I also think that this distinction is somewhat artificial as reversal patterns such as H&S patterns must use touches from both trends, and more importantly horizontal support and resistance levels work well between trends as well. What is a line like this if not just a sloping support and resistance level? If however you have more respect for authority than I do, then you should feel free to disregard any such trendlines.

So what now? I'll be watching Vix, ZB and EURUSD to see whether they give any confirmation to the bullish setup here on equities, and all these markets are now hostage to the big summit in Europe that will be trying to hammering out the details of an expansion of the EFSF to a maximum of 1 trillion euros (according to Germany) this weekend.
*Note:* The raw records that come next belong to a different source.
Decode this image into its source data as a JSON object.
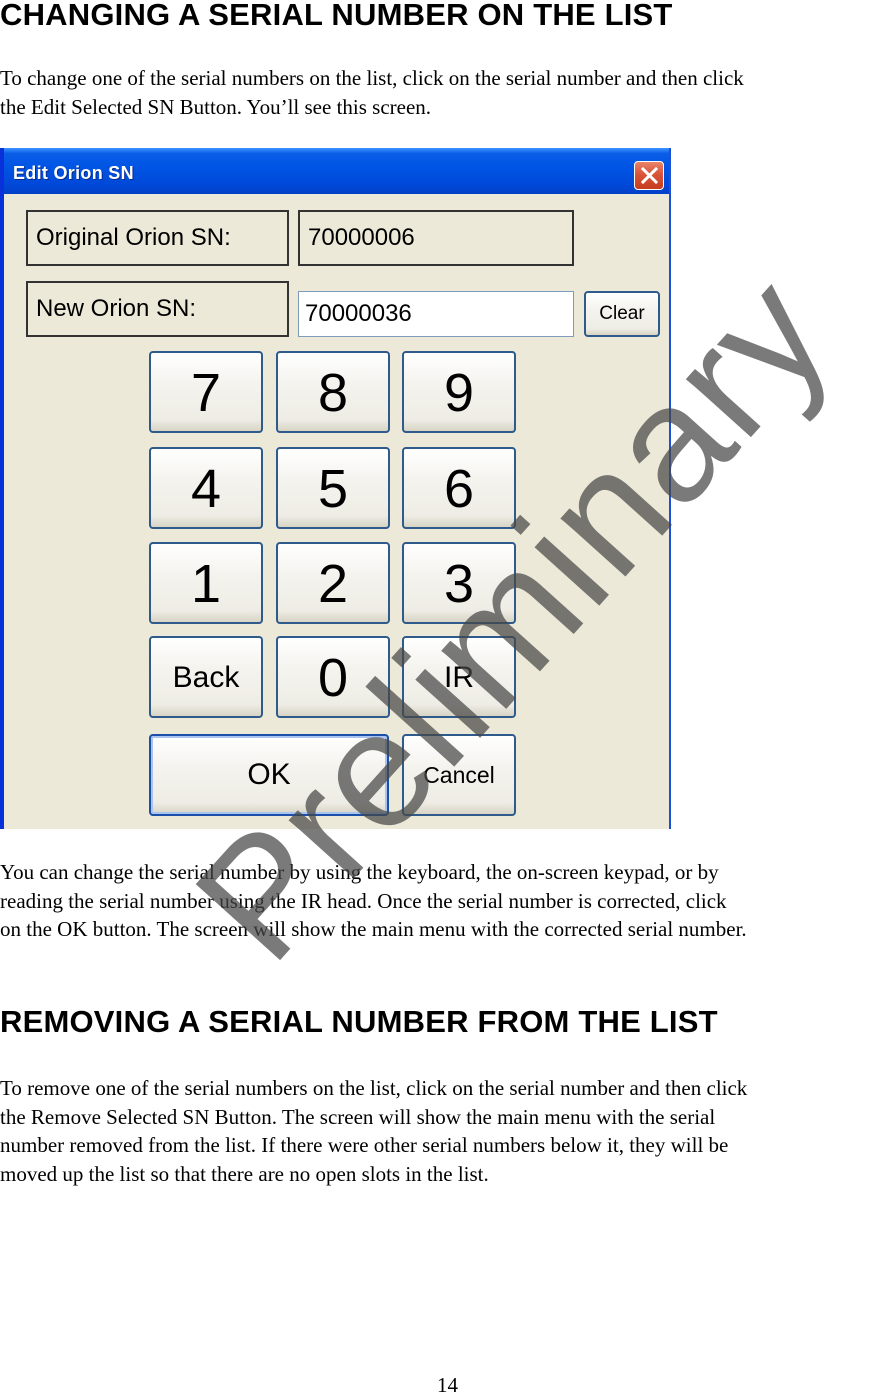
{
  "section1": {
    "heading": "CHANGING A SERIAL NUMBER ON THE LIST",
    "intro": "To change one of the serial numbers on the list, click on the serial number and then click\nthe Edit Selected SN Button.  You’ll see this screen.",
    "after": "You can change the serial number by using the keyboard, the on-screen keypad, or by\nreading the serial number using the IR head.  Once the serial number is corrected, click\non the OK button.  The screen will show the main menu with the corrected serial number."
  },
  "dialog": {
    "title": "Edit Orion SN",
    "close_icon": "close-x-icon",
    "original_label": "Original Orion SN:",
    "original_value": "70000006",
    "new_label": "New Orion SN:",
    "new_value": "70000036",
    "clear_label": "Clear",
    "keypad": {
      "row1": [
        "7",
        "8",
        "9"
      ],
      "row2": [
        "4",
        "5",
        "6"
      ],
      "row3": [
        "1",
        "2",
        "3"
      ],
      "row4": [
        "Back",
        "0",
        "IR"
      ]
    },
    "ok_label": "OK",
    "cancel_label": "Cancel",
    "colors": {
      "titlebar": "#0055e5",
      "body": "#ece9d8",
      "close_button": "#d9553a",
      "button_border": "#2e5a8c"
    }
  },
  "section2": {
    "heading": "REMOVING A SERIAL NUMBER FROM THE LIST",
    "body": "To remove one of the serial numbers on the list, click on the serial number and then click\nthe Remove Selected SN Button.  The screen will show the main menu with the serial\nnumber removed from the list.  If there were other serial numbers below it, they will be\nmoved up the list so that there are no open slots in the list."
  },
  "watermark": "Preliminary",
  "page_number": "14"
}
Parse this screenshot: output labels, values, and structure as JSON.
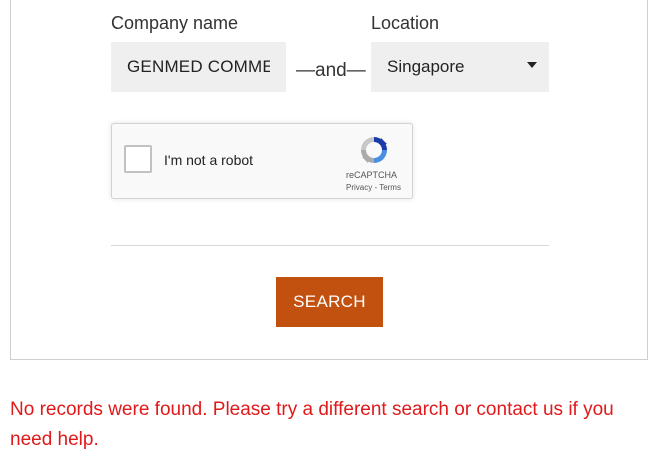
{
  "form": {
    "company_label": "Company name",
    "company_value": "GENMED COMMEF",
    "connector": "—and—",
    "location_label": "Location",
    "location_value": "Singapore"
  },
  "captcha": {
    "checkbox_label": "I'm not a robot",
    "brand": "reCAPTCHA",
    "links": "Privacy - Terms"
  },
  "actions": {
    "search_label": "SEARCH",
    "search_color": "#c2500e"
  },
  "message": {
    "error_text": "No records were found. Please try a different search or contact us if you need help.",
    "error_color": "#e0191b"
  }
}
Given that expansion of EFSF looks like electoral hemlock in Germany there obviously may not be any expansion agreed and yesterday's pivotal news may have been complete B/S.

In the interim the key levels to watch on the upside on SPX are the 1230 and 1250-60 resistance levels, and rising channel support and the strong support level at 1190-2 on the downside. After yesterday's trend day the odds favor a flat or down close today, and the Gap Guy warns that fading gaps in either direction today is risky.